白灵月从鼻子里哼出一声,扭头看向墙壁,只留给他一个后脑勺和半边雪白的侧颈:“我看你就是完全把我们娘俩当成胸大无脑的傻子了。这种玩笑话还是省省吧。”她顿了顿,声音冷下去,“要杀要剐,悉听尊便。”

        这时,一直瑟缩在被中的美妇人轻轻拽了拽女儿衣袖。

        她已缓过劲来,虽面色仍苍白,却强撑着坐直身子,将被沿拢在胸前,朝林渊微微颔首:“仙长莫怪,小女年幼不懂事。”她声音温软,颇有母性的光辉,带着成熟美妇的磁性,“您方才出手相护,便是我们母女的恩人。这份恩情,我们定当报答。”

        白灵月在旁翻了个大大的白眼。

        “嗨,过奖过奖。”林渊摆摆手,二郎腿晃了晃,“我不过一介山野散修,路见不平,顺手为之罢了。”

        妇人垂下眼睫,细声细气接话:“仙长年纪轻轻便有如此修为,实在令人敬佩。只是那县令恐怕不肯善罢甘休。我们母女如今仍是戴罪之身,受制于人,只怕……无法安心报答仙长大恩。”她说话时,裹紧的被子微微下滑,露出半边圆润肩头与一截深壑阴影。

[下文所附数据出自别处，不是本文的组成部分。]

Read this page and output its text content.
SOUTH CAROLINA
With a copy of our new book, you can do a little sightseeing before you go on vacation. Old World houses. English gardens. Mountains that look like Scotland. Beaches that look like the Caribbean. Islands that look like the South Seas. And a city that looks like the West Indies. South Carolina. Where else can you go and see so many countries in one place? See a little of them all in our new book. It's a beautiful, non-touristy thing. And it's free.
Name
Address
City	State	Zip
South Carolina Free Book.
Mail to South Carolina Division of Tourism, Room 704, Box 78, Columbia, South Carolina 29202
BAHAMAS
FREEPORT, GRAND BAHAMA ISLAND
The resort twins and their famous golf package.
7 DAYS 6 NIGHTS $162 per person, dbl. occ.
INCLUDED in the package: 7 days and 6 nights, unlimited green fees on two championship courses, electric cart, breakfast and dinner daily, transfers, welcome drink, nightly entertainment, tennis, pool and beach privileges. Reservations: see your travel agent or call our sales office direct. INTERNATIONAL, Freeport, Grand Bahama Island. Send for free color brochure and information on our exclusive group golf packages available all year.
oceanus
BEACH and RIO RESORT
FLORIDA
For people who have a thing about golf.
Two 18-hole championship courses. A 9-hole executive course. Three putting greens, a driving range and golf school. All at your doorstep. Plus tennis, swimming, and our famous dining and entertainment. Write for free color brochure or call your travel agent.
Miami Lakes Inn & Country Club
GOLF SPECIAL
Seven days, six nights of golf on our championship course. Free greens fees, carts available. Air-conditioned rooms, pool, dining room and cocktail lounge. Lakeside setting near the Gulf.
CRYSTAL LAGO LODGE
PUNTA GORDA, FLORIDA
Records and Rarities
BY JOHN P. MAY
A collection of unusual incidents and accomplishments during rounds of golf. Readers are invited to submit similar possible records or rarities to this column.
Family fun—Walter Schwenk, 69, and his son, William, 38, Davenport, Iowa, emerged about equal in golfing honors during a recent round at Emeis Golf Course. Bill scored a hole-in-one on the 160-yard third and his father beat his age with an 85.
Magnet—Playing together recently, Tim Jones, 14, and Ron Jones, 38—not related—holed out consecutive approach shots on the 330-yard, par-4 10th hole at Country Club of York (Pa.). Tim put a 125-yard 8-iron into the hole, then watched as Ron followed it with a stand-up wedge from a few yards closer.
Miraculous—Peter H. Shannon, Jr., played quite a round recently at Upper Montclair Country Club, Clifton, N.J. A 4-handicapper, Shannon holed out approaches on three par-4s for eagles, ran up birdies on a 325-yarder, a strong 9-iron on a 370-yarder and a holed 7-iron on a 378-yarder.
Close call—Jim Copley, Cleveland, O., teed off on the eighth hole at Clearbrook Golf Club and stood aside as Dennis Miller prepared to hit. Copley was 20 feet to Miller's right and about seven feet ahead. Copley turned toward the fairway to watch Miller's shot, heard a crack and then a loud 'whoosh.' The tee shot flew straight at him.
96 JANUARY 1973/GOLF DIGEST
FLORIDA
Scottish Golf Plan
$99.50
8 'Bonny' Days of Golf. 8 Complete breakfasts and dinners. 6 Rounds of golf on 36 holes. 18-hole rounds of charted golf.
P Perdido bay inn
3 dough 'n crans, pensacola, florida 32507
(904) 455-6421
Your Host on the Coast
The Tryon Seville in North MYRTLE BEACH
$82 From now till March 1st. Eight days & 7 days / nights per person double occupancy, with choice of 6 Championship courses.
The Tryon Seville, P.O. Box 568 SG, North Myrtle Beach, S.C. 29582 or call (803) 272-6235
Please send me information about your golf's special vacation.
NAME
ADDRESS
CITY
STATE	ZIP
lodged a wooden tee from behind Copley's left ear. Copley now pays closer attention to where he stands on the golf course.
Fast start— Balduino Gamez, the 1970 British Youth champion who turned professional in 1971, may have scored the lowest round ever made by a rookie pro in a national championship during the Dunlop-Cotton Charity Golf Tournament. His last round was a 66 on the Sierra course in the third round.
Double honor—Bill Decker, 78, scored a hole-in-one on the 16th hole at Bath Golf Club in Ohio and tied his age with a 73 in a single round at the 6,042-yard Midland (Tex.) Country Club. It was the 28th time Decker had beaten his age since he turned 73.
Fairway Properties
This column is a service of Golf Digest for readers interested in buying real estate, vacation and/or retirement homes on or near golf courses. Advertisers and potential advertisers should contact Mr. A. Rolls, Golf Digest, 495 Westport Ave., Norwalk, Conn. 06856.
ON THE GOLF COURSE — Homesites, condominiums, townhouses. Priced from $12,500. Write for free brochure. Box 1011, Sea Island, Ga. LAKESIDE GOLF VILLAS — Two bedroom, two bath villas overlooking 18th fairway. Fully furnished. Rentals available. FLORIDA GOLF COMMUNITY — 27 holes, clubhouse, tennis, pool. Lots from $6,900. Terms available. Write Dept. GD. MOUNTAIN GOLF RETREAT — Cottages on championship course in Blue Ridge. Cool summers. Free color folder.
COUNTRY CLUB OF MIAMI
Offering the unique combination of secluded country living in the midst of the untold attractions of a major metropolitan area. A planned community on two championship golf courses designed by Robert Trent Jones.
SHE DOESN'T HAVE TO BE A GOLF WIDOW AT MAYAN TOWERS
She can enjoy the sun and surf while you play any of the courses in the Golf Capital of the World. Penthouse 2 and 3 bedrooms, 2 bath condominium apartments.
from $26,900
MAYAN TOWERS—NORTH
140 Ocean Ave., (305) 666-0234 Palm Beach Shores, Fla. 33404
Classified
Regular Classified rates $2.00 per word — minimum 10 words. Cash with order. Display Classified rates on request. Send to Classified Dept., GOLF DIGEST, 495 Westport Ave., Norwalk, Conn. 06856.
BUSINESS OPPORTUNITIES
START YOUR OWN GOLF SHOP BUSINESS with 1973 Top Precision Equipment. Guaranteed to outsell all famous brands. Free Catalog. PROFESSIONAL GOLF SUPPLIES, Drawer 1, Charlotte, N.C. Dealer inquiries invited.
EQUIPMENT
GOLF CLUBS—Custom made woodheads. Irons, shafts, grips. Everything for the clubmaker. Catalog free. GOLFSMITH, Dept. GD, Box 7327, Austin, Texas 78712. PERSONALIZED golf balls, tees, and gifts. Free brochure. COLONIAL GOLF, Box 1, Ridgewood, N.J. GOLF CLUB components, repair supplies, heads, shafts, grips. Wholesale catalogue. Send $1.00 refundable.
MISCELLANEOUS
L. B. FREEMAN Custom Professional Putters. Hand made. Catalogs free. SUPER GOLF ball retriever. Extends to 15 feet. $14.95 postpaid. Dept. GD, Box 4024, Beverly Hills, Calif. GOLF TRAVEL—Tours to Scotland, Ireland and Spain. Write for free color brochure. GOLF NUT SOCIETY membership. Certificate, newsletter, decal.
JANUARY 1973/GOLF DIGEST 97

        林渊心中暗喜——方才故意放走县令,要的就是这个“后患无穷”的效果。他正待开口循循善诱……

        “娘!”白灵月猛地转回头,气得脸颊泛红,“你还看不出来吗?他根本就是在逗我们玩!”她伸手指向林渊,“他刚才完全可以把那败类县令一刀宰了,为民除害!反而用那种……”她咬咬牙,挤出话,“用那种戏耍的法子,轻轻揭过!不就是想让我们觉得离了他就活不成,好死心塌地跟着他吗?!”

        林渊被戳破心思,耳根一热,“腾”地从椅子上坐直了身子:“这、这就不妥了吧!你当一方县令是说杀就杀的?朝廷命官,牵扯因果,很麻烦的!”

        “麻烦?”白灵月冷笑,那双还红肿的眼此刻亮得灼人,“就那货色,搜刮民脂、强占民女、草菅人命的败类,杀了便杀了,天道昭昭,还能降下天雷劈你不成?”